从头到尾,她都有条不紊,不慌不乱,将自己的想法说了出来。
说完后,神色依旧如常,脸上没有丝毫骄傲。
“我的想法就是这样,我说完了,谢谢各位前辈聆听我的想法。”
程雪宁这番话说完后,交流会陷入了一片安静。
一时之间谁也没有开口说话,会场内安静的落针可闻。
跟在许穗身边的两个医生,资质较浅,在这样的高端病例上还插不上话。
所以他们并没有听懂程雪宁刚才那番话的意思。
“穗穗,她刚才说了一大堆说的都是什么呀?我怎么都没有听懂?”
“你没有听懂的还不简单,那肯定是她胡说八道的。你看,在场的各位谁也没有开口,估计谁也没有听懂吧。
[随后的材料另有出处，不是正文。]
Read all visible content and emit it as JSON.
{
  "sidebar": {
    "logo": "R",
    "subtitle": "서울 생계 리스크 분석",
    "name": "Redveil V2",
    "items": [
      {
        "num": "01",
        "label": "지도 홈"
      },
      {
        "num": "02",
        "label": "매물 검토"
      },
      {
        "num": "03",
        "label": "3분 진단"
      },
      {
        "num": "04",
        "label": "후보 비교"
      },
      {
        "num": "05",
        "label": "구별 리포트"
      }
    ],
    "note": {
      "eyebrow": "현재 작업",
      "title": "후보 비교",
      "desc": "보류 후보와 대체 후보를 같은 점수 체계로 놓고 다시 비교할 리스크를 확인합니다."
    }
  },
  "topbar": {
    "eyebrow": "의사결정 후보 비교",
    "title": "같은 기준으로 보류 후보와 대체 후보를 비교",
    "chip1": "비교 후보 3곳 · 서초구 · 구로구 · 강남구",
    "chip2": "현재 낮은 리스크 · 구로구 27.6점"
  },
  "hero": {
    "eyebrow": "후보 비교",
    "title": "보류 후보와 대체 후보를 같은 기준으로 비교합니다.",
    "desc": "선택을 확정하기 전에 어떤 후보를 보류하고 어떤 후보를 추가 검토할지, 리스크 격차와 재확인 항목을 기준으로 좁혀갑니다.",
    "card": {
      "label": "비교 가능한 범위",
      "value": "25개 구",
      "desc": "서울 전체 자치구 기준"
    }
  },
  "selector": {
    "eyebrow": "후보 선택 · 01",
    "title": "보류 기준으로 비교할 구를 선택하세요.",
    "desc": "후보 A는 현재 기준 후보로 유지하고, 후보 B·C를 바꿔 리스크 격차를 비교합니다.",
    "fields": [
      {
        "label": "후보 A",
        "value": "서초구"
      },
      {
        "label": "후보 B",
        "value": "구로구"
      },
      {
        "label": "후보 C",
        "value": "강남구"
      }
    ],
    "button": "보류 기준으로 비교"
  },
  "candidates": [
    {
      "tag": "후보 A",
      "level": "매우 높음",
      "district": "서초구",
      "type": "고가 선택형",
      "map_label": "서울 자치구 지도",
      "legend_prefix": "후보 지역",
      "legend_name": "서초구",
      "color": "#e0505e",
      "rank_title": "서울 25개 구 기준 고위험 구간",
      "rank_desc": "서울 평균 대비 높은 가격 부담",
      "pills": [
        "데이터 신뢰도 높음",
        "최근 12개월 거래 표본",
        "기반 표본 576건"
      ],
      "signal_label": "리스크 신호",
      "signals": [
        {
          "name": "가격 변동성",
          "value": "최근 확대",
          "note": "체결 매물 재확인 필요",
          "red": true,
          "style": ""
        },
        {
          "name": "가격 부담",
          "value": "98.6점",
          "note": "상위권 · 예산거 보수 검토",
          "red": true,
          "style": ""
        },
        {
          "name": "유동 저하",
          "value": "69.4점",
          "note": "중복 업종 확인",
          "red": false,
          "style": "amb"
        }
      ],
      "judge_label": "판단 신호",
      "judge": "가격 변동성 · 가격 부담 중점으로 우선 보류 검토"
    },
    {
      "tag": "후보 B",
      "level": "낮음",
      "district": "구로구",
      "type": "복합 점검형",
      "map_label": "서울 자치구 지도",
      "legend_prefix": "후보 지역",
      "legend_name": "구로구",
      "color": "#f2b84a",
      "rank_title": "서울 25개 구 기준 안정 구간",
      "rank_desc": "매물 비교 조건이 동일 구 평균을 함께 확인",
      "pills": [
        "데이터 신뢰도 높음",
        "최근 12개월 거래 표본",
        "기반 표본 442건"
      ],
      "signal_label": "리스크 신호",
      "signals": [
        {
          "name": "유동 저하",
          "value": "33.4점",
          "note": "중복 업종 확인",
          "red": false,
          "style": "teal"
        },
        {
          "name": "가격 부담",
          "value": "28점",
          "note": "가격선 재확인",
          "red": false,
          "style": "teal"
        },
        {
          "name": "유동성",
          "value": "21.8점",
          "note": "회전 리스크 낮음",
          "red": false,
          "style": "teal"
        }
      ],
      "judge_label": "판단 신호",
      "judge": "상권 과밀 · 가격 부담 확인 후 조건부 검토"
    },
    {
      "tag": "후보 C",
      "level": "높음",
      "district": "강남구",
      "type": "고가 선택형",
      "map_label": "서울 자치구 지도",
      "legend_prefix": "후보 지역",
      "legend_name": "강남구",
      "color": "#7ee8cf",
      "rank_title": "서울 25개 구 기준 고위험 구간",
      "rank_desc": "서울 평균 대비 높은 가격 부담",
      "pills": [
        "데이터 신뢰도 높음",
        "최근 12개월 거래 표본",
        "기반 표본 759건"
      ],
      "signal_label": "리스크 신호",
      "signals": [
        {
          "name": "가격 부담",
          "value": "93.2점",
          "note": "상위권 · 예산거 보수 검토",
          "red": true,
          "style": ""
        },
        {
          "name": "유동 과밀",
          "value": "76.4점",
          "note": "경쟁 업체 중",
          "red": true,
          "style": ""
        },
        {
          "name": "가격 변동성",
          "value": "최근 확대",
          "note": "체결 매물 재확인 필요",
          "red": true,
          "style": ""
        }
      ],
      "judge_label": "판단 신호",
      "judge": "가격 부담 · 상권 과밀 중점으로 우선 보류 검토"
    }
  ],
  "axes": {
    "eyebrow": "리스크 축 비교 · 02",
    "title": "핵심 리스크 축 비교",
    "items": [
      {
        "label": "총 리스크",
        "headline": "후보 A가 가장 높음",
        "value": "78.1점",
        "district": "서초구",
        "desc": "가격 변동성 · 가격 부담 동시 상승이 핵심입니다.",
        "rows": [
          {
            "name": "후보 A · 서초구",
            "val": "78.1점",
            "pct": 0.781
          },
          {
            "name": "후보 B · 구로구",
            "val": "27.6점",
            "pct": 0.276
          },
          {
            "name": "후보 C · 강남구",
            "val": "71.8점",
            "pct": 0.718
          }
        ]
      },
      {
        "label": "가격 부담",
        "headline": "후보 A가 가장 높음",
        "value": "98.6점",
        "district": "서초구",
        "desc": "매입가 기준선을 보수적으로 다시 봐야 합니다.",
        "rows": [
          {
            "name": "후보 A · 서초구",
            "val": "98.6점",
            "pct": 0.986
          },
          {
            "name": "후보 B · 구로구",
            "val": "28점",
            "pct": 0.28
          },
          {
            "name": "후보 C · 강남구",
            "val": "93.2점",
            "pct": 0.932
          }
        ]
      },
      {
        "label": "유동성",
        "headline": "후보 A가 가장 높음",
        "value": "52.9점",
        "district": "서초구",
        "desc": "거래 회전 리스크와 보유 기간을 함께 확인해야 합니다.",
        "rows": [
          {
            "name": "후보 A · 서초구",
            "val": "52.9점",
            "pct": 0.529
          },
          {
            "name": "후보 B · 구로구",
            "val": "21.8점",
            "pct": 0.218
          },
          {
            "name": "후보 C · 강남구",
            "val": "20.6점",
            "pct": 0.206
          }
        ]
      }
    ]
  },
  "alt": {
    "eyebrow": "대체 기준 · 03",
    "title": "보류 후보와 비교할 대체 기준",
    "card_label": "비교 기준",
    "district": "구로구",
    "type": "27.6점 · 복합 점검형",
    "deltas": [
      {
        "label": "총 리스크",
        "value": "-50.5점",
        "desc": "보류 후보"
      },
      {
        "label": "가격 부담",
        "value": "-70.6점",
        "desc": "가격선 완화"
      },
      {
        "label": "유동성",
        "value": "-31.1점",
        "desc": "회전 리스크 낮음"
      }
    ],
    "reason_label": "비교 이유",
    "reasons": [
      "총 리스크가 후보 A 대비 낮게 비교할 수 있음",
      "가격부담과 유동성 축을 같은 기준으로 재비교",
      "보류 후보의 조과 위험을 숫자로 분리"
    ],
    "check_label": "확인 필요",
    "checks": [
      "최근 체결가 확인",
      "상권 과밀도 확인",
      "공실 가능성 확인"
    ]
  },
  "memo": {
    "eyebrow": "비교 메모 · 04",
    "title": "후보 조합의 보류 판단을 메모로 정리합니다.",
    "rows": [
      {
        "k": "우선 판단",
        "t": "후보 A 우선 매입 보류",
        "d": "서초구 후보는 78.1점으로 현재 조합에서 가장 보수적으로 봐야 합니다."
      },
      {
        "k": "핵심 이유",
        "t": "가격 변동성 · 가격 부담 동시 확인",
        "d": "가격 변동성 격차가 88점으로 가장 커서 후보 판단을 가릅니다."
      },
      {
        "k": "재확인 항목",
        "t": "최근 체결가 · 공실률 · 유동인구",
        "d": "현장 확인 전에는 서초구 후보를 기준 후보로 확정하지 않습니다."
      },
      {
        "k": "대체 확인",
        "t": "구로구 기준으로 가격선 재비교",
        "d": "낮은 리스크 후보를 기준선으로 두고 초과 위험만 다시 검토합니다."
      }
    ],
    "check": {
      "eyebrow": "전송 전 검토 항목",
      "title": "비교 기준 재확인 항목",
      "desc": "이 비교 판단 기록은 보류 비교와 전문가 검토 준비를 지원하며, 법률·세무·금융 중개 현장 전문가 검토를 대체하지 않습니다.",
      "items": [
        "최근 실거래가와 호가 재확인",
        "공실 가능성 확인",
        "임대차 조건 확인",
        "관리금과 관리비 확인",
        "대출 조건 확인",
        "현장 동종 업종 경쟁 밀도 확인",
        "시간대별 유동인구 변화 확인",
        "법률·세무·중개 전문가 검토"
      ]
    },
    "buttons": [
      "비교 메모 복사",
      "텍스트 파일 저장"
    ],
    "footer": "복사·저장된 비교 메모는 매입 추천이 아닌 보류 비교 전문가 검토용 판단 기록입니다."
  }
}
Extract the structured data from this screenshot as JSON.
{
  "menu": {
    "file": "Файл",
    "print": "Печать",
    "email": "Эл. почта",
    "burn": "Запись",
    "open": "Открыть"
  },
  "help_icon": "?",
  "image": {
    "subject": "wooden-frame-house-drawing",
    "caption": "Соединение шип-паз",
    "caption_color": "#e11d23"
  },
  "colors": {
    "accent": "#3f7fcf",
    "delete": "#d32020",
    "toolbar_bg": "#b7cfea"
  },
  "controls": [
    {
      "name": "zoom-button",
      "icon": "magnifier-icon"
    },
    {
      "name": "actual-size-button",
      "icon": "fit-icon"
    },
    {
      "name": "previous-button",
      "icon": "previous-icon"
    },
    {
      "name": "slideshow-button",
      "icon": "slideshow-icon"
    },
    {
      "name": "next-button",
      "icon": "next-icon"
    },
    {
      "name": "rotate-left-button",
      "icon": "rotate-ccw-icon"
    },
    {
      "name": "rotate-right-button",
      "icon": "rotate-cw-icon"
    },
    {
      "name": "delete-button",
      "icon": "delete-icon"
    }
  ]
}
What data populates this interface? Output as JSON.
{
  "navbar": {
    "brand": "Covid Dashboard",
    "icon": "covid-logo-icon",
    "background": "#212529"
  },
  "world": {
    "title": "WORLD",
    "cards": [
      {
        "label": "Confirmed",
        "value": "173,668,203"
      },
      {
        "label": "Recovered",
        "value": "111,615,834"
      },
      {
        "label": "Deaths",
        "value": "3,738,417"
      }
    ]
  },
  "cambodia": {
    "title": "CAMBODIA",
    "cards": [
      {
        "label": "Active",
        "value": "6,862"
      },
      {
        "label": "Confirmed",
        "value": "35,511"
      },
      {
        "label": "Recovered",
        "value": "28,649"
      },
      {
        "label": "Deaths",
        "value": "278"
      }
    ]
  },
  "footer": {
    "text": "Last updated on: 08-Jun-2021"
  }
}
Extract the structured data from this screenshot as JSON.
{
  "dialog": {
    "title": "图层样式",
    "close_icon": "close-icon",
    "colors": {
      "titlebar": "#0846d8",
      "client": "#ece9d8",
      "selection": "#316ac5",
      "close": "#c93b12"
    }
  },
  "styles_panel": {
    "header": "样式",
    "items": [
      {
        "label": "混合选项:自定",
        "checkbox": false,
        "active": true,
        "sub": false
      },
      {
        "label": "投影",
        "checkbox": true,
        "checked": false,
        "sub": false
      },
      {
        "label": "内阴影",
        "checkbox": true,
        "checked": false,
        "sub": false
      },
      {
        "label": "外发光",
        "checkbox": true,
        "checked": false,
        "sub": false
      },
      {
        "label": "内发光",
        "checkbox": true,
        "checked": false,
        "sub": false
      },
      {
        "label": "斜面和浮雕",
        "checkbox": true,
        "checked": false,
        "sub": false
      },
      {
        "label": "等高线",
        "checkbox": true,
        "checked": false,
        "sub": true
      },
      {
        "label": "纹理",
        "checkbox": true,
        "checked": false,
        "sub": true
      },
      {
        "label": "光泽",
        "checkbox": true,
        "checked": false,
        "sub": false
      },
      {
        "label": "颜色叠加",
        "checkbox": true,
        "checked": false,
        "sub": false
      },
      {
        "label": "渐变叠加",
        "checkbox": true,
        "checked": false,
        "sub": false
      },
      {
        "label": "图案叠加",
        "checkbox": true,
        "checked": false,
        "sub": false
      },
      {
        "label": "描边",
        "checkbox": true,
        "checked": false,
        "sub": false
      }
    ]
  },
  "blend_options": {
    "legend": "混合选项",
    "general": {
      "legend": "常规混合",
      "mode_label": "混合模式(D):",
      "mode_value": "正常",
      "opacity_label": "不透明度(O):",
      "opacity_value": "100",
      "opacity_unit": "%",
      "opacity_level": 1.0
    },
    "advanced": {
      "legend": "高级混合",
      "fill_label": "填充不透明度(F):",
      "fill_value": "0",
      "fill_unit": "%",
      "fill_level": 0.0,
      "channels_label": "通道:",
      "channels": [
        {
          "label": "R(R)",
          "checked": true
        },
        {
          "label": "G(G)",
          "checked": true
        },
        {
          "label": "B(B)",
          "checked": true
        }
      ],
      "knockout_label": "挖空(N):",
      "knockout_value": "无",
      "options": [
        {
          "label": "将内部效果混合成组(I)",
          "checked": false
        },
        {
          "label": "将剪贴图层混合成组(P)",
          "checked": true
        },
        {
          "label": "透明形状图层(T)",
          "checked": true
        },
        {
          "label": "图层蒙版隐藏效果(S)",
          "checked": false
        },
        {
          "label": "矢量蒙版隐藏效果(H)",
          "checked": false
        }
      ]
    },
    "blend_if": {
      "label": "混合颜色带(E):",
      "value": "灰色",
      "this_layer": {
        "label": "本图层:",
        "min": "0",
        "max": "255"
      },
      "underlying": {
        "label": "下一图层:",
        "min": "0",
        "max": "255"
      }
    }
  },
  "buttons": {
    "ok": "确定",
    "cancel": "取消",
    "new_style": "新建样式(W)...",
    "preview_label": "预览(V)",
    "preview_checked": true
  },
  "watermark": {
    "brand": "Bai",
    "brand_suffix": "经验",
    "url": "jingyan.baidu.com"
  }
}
”旁边的男人很是不屑的搭讪。
许穗变色凝重,视线落在了最前面几位医学大佬的身上,一错不错的观察着他们的神色变化。
只见,坐在前面的一排医生瞅着程雪宁都沉默了。
但他们脸上的表情,许穗一时之间分辨不出好坏。
就在研讨会会场安静了大概有两三分钟后,坐在最中间的一位老教授突然站起了身,上前激动的握住了程雪宁的手。
那模样就像是看到了活菩萨一样。
“天哪,程医生,你说的当真不错,我们之前怎么就没有想到呢,程医生这个办法的确能够铤而走险,再给病人一条出路。”
之前,医院已经试过了千百种办法都没有成功,刚刚程雪宁提供的方案,虽然有一定的风险,但同时也存在着希望。